On sort son livre, qui n’est pas un livre, qui n’est pas même une liseuse, mais c’est pareil pour nous. On est sorti pour s’acheter un sandwich à emporter, on pensait rentrer et le manger au bureau, où sont des livres et la liseuse, mais la chaleur est douce sur la peau, on est bien dehors et on s’assoit et on sort son téléphone. Beaucoup à lire de toute façon, des textes sauvegardés pour plus tard, A guide for creative writing de Malt Olbren traduit par François Bon, et on commence à lire et à manger, tout ensemble : nourriture pour le corps et nourriture pour l’esprit. Au début, on a du mal à se concentrer, alors on finit le sandwich et on lit après, mais toujours les bruits autour qui parasitent, un couple qui parle, un téléphone qui sonne, un bébé qui pleure, mais la lecture est forte et on finit par ne plus entendre les bruits et on oublie les gens. On oublie jusqu’au monde tout autour. On est bien, bien dans le livre et bien dans la chaleur de ce début d’été. On finit le texte en cours et on le laisse infuser, on est bien et on voudrait s’allonger. On se déplace, on se met au soleil et on ferme les yeux. Quelques minutes, on se dit. Quelques minutes assis au soleil, les yeux fermés. On sent la fatigue qui commence de nous engourdir, on sent le sommeil qui voudrait nous emporter, mais il y a les bruits et les gens autour. Les yeux fermés, on entend mieux. L’esprit au repos, il nous semble que l’on entend tout. On se prend à se laisser porter par les fragments de conversations que le vent porte jusqu’à nous. On laisse les mots venir, on les laisse nous emporter. On ne cherche pas à faire sens, on se laisse doucement partir avec eux… Il y avait plein de feuilles, je lui ai dit… Sa fille, au fond du jardin… Non mais, apparemment il avait l’air bien… Enfin, c’était leur fille aînée pourtant… On a beau dire… Bienvenue au club, elle a dit… C’est l’époque qui veut ça…. Ils font ce qu’ils veulent, hein… C’est pas possible, tu vois… Ils ont envie de rester… Elle est institutrice… Non mais, en même temps, j’veux dire…

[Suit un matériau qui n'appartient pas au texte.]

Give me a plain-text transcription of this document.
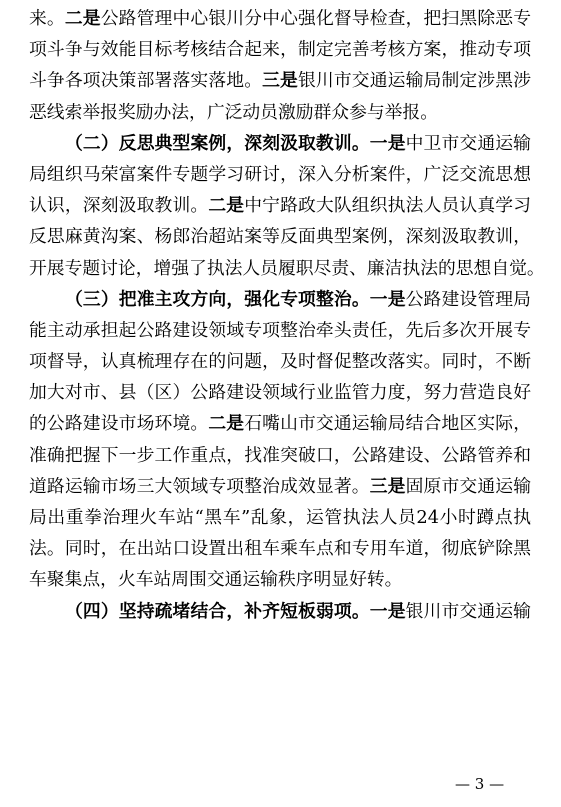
来。二是公路管理中心银川分中心强化督导检查，把扫黑除恶专
项斗争与效能目标考核结合起来，制定完善考核方案，推动专项
斗争各项决策部署落实落地。三是银川市交通运输局制定涉黑涉
恶线索举报奖励办法，广泛动员激励群众参与举报。
（二）反思典型案例，深刻汲取教训。一是中卫市交通运输
局组织马荣富案件专题学习研讨，深入分析案件，广泛交流思想
认识，深刻汲取教训。二是中宁路政大队组织执法人员认真学习
反思麻黄沟案、杨郎治超站案等反面典型案例，深刻汲取教训，
开展专题讨论，增强了执法人员履职尽责、廉洁执法的思想自觉。
（三）把准主攻方向，强化专项整治。一是公路建设管理局
能主动承担起公路建设领域专项整治牵头责任，先后多次开展专
项督导，认真梳理存在的问题，及时督促整改落实。同时，不断
加大对市、县（区）公路建设领域行业监管力度，努力营造良好
的公路建设市场环境。二是石嘴山市交通运输局结合地区实际，
准确把握下一步工作重点，找准突破口，公路建设、公路管养和
道路运输市场三大领域专项整治成效显著。三是固原市交通运输
局出重拳治理火车站“黑车”乱象，运管执法人员24小时蹲点执
法。同时，在出站口设置出租车乘车点和专用车道，彻底铲除黑
车聚集点，火车站周围交通运输秩序明显好转。
（四）坚持疏堵结合，补齐短板弱项。一是银川市交通运输
— 3 —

Un sursaut, on reprend conscience, on prend conscience que l’on a dormi, porté par les mots et les bruits, les mots des gens qui s’entrelacent et commencent en nous de raconter une histoire. On resterait bien encore un peu, là, assis au soleil. On se laisserait bien encore dériver un peu vers les rives du sommeil, mais on n’arrivera pas à repartir comme ça, on le sait, et puis le temps a tourné, on a trop chaud et il faut repartir travailler. De toute façon, on doit partir.
S’asseoir dehors (Projet 52 – épisode 8)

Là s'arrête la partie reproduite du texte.